Increasing global tensions
In a speech to the 2019 Jackson Hole symposium, Carney blamed the dominant role of the US dollar for rising international tensions.
“The growing asymmetry at the heart of the international monetary and financial system is putting the global economy under increasing strain,” Carney said.
As if echoing the point, on the day Carney delivered his speech the two main protagonists in the new global arms race lashed out at each other.
China’s new tariffs, set to affect about $75bn of US goods, will take effect in two stages on 1 September and 15 December.
In response, the US will raise its tariffs on $250bn of Chinese imports on 1 October. Planned tariffs on $300bn of other Chinese goods will also rise by 5 percent, said Trump.
Asymmetry in the dollar’s role
Put simply, the US currency punches above its weight, given the country’s role in the world’s economy, said Carney.

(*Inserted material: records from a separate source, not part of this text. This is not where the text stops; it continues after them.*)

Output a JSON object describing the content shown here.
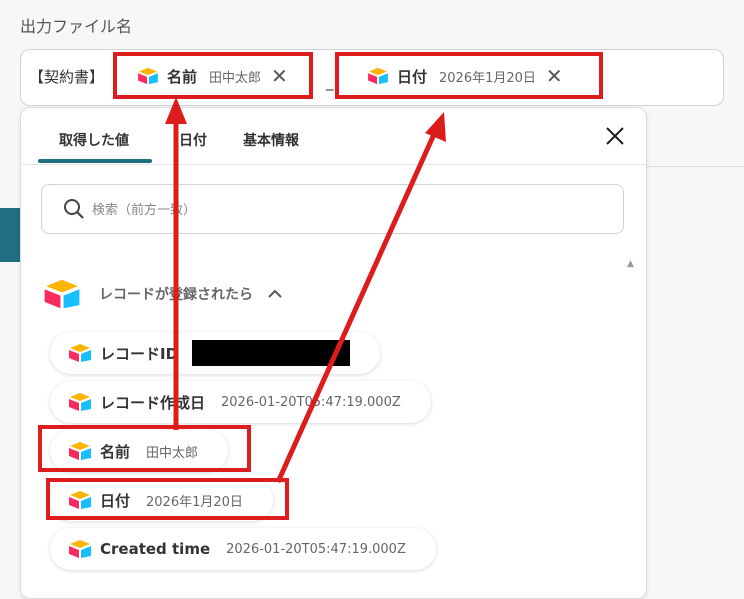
{
  "field": {
    "label": "出力ファイル名",
    "prefix": "【契約書】",
    "separator": "_",
    "chips": [
      {
        "label": "名前",
        "value": "田中太郎",
        "remove": "✕"
      },
      {
        "label": "日付",
        "value": "2026年1月20日",
        "remove": "✕"
      }
    ]
  },
  "panel": {
    "tabs": [
      "取得した値",
      "日付",
      "基本情報"
    ],
    "active_tab": 0,
    "close_label": "✕",
    "search_placeholder": "検索（前方一致）",
    "section_title": "レコードが登録されたら",
    "items": [
      {
        "label": "レコードID",
        "value": "",
        "redacted": true
      },
      {
        "label": "レコード作成日",
        "value": "2026-01-20T05:47:19.000Z"
      },
      {
        "label": "名前",
        "value": "田中太郎"
      },
      {
        "label": "日付",
        "value": "2026年1月20日"
      },
      {
        "label": "Created time",
        "value": "2026-01-20T05:47:19.000Z"
      }
    ]
  },
  "colors": {
    "accent": "#1f6f80",
    "highlight": "#dd1d1d",
    "airtable_yellow": "#fcb400",
    "airtable_red": "#f82b60",
    "airtable_blue": "#18bfff"
  },
  "icons": [
    "airtable-logo-icon",
    "search-icon",
    "close-icon",
    "chevron-up-icon"
  ]
}
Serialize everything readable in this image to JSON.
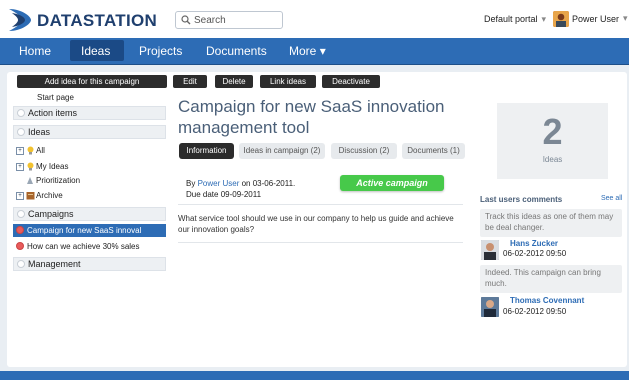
{
  "brand": {
    "name": "DATASTATION"
  },
  "search": {
    "placeholder": "Search"
  },
  "header": {
    "portal_label": "Default portal",
    "user_name": "Power User"
  },
  "nav": {
    "items": [
      "Home",
      "Ideas",
      "Projects",
      "Documents",
      "More"
    ],
    "active": "Ideas"
  },
  "toolbar": {
    "add_idea": "Add idea for this campaign",
    "edit": "Edit",
    "delete": "Delete",
    "link_ideas": "Link ideas",
    "deactivate": "Deactivate"
  },
  "sidebar": {
    "start_page": "Start page",
    "action_items": "Action items",
    "ideas": "Ideas",
    "ideas_items": [
      "All",
      "My Ideas",
      "Prioritization",
      "Archive"
    ],
    "campaigns": "Campaigns",
    "campaign_items": [
      "Campaign for new SaaS innoval",
      "How can we achieve 30% sales"
    ],
    "management": "Management"
  },
  "campaign": {
    "title": "Campaign for new SaaS innovation management tool",
    "tabs": [
      "Information",
      "Ideas in campaign (2)",
      "Discussion (2)",
      "Documents (1)"
    ],
    "by_prefix": "By",
    "author": "Power User",
    "created": "on 03-06-2011.",
    "due": "Due date 09-09-2011",
    "status": "Active campaign",
    "description": "What service tool should we use in our company to help us guide and achieve our innovation goals?"
  },
  "stats": {
    "ideas_count": "2",
    "ideas_label": "Ideas"
  },
  "comments": {
    "heading": "Last users comments",
    "see_all": "See all",
    "items": [
      {
        "text": "Track this ideas as one of them may be deal changer.",
        "author": "Hans Zucker",
        "date": "06-02-2012 09:50"
      },
      {
        "text": "Indeed. This campaign can bring much.",
        "author": "Thomas Covennant",
        "date": "06-02-2012 09:50"
      }
    ]
  },
  "colors": {
    "nav_blue": "#2d6cb5",
    "active_green": "#47c94a",
    "dark_button": "#2c2c2c"
  }
}
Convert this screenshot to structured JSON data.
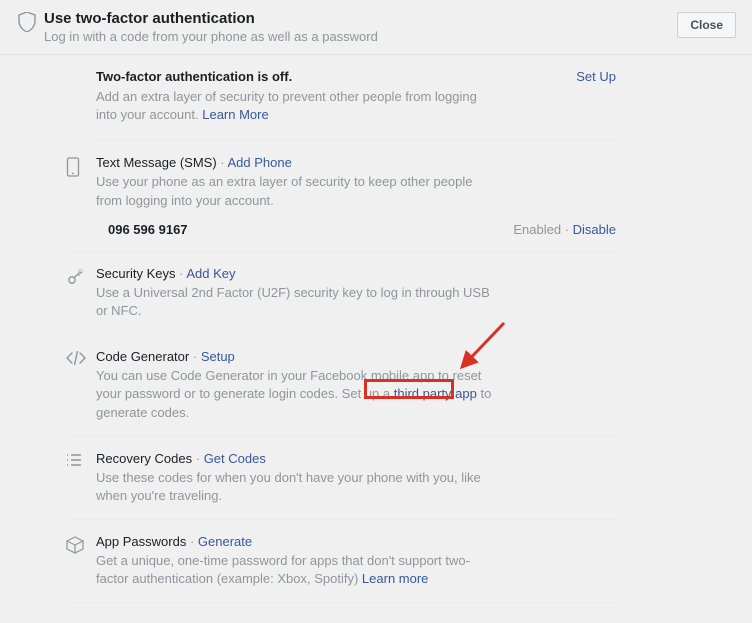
{
  "header": {
    "title": "Use two-factor authentication",
    "subtitle": "Log in with a code from your phone as well as a password",
    "close": "Close"
  },
  "status": {
    "title": "Two-factor authentication is off.",
    "setup": "Set Up",
    "desc": "Add an extra layer of security to prevent other people from logging into your account. ",
    "learn": "Learn More"
  },
  "sms": {
    "title": "Text Message (SMS)",
    "action": "Add Phone",
    "desc": "Use your phone as an extra layer of security to keep other people from logging into your account.",
    "phone": "096 596 9167",
    "enabled": "Enabled",
    "disable": "Disable"
  },
  "keys": {
    "title": "Security Keys",
    "action": "Add Key",
    "desc": "Use a Universal 2nd Factor (U2F) security key to log in through USB or NFC."
  },
  "codegen": {
    "title": "Code Generator",
    "action": "Setup",
    "desc1": "You can use Code Generator in your Facebook mobile app to reset your password or to generate login codes. Set up a ",
    "link": "third party app",
    "desc2": " to generate codes."
  },
  "recovery": {
    "title": "Recovery Codes",
    "action": "Get Codes",
    "desc": "Use these codes for when you don't have your phone with you, like when you're traveling."
  },
  "apppw": {
    "title": "App Passwords",
    "action": "Generate",
    "desc": "Get a unique, one-time password for apps that don't support two-factor authentication (example: Xbox, Spotify) ",
    "learn": "Learn more"
  }
}
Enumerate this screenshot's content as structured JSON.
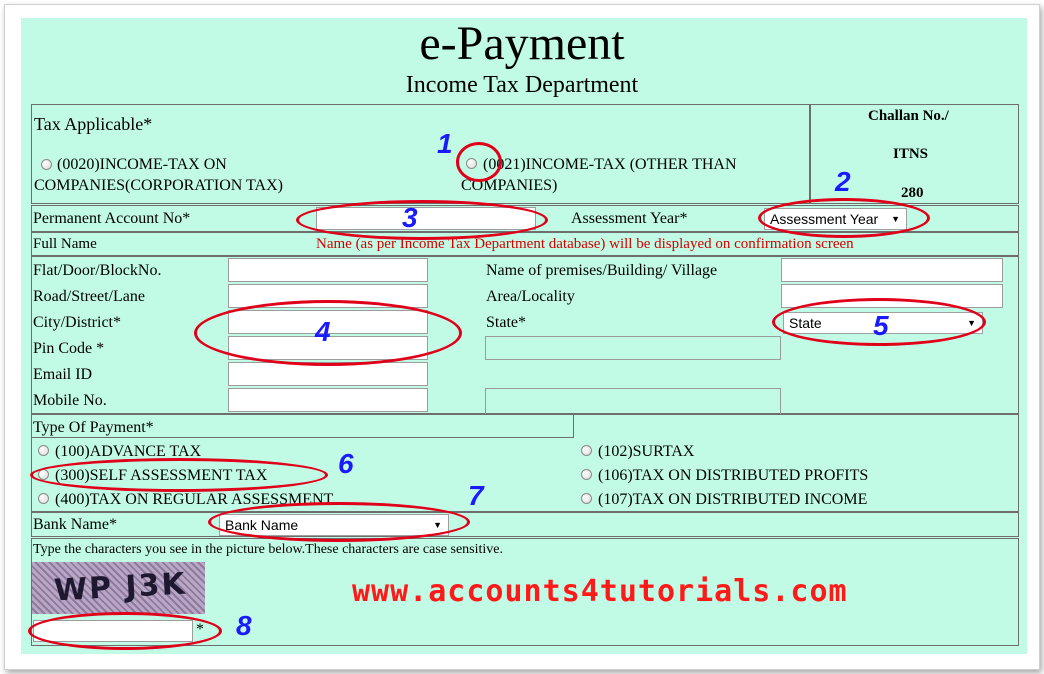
{
  "header": {
    "title": "e-Payment",
    "subtitle": "Income Tax Department"
  },
  "tax_applicable": {
    "label": "Tax Applicable*",
    "option1": "(0020)INCOME-TAX ON",
    "option1b": "COMPANIES(CORPORATION TAX)",
    "option2": "(0021)INCOME-TAX (OTHER THAN",
    "option2b": "COMPANIES)"
  },
  "challan": {
    "line1": "Challan No./",
    "line2": "ITNS",
    "line3": "280"
  },
  "pan": {
    "label": "Permanent Account No*",
    "value": ""
  },
  "assessment_year": {
    "label": "Assessment Year*",
    "selected": "Assessment Year"
  },
  "full_name": {
    "label": "Full Name",
    "note": "Name (as per Income Tax Department database) will be displayed on confirmation screen"
  },
  "address": {
    "flat_label": "Flat/Door/BlockNo.",
    "road_label": "Road/Street/Lane",
    "city_label": "City/District*",
    "pin_label": "Pin Code *",
    "email_label": "Email ID",
    "mobile_label": "Mobile No.",
    "premises_label": "Name of premises/Building/ Village",
    "area_label": "Area/Locality",
    "state_label": "State*",
    "state_selected": "State"
  },
  "payment": {
    "label": "Type Of Payment*",
    "opt100": "(100)ADVANCE TAX",
    "opt300": "(300)SELF ASSESSMENT TAX",
    "opt400": "(400)TAX ON REGULAR ASSESSMENT",
    "opt102": "(102)SURTAX",
    "opt106": "(106)TAX ON DISTRIBUTED PROFITS",
    "opt107": "(107)TAX ON DISTRIBUTED INCOME"
  },
  "bank": {
    "label": "Bank Name*",
    "selected": "Bank Name"
  },
  "captcha": {
    "instruction": "Type the characters you see in the picture below.These characters are case sensitive.",
    "image_text": "WP J3K",
    "required_mark": "*"
  },
  "watermark": "www.accounts4tutorials.com",
  "annotations": [
    "1",
    "2",
    "3",
    "4",
    "5",
    "6",
    "7",
    "8"
  ]
}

The dollar is the currency of choice for global trade deals, said Carney: it is the unit of account in invoices worth five times more than the US’s share in world goods imports, and three times the country’s share in world exports.
And the dollar also dominates the financial markets, Carney said.
“Two-thirds of both global securities issuance and official foreign-exchange reserves are denominated in dollars,” he said.
Because all dollar transactions end up being routed through US-based banks and settled in the accounts of the US central bank, the Federal Reserve, this confers great political power on US institutions like the Department of the Treasury, who can sanction countries or institutions they don’t like.
Structural risks in dollar dominance
The knock-on effects of dollar dominance on other world economies are amplified by the way the world’s financial infrastructure is currently built, said Carney.
“any of our problems is your problem”
“Financial instability in advanced economies causes capital to retrench from emerging market economies to ‘safe havens’, as it did during the 2008 financial crisis and the 2011 euro-area crisis,” said Carney.
“Connally’s dictum ‘our dollar, your problem’ has broadened to ‘any of our problems is your problem.”
Carney’s referral to Connally, US Treasury secretary under President Nixon in 1971, is pointed.
Connally’s blunt dismissal of foreign concerns came in response to complaints that the US was exporting its own domestic inflation to other countries, as the Vietnam war imposed heavy costs on US public finances.
Since 1945, the US currency had been tied to the value of gold under the so-called Bretton Woods accord, while other countries then managed their currencies’ values against the dollar.
In 1971 the US suspended the convertibility of dollars to gold and launched the world into an era of freely floating, unpegged fiat currencies.
If the 1970s saw sharp rises in the prices of commodities and tradeable goods, causing interest rates to soar, this time central bankers are concerned primarily about asset price inflation.
An unwinding of the current asset bubble could cause a damaging liquidity crisis, said Carney, citing mutual funds as a likely future source of instability.
Several fund managers have recently stopped investors withdrawing money from their funds, citing problems selling their holdings.
“$30 trillion of global assets are held in investment funds that are particularly flighty, reflecting their promise of daily liquidity to investors despite investing in potentially illiquid underlying assets,” Carney warned.
The proposed solution—a global basket currency
To address the problems caused by dollar dominance, Carney, who leaves his post in London in January 2020, called for the introduction of a new multipolar currency system, based on a basket of currencies issued by participating countries.
The value of a basket currency, such as the International Monetary Fund’s Special Drawing Rights (SDR), is derived directly from the weights in the basket of several underlying currencies.
A new basket currency system could also help stop interest rates falling further into negative territory, said the Bank of England governor.
This summer, a tidal wave of market-driven rate reductions has pushed the yields on a third of the global bonds into negative territory. A negative-yielding bond taxes the owner, rather than paying him or her interest.
Negative yields threaten a flight of asset from the banking system into cash and assets like gold and bitcoin.
“Multiple reserve currencies would increase the supply of safe assets, alleviating the downward pressures on the global equilibrium interest rate,” Carney said.
Carney left the most dramatic reform call to the last page of his speech.
“this centre won’t hold”
In response to the obvious question of who gets to run the new global basket currency, the Bank of England suggested that it might not be governments.
“It is an open question whether such a new [currency] would be best provided by the public sector,” Carney said.
Facebook, which in June announced a new project for a global currency called ‘Libra’, has attracted a wave of criticism for its effort.
But while pointing out the Libra project’s shortfalls, Carney didn’t rule out something similar succeeding in future.
“Technology has the potential to disrupt the network externalities that prevent the incumbent global reserve currency from being displaced,” said Carney.
Carney finished with an urgent warning.
“Even a passing acquaintance with monetary history suggests that this centre won’t hold,” the Bank of England governor said.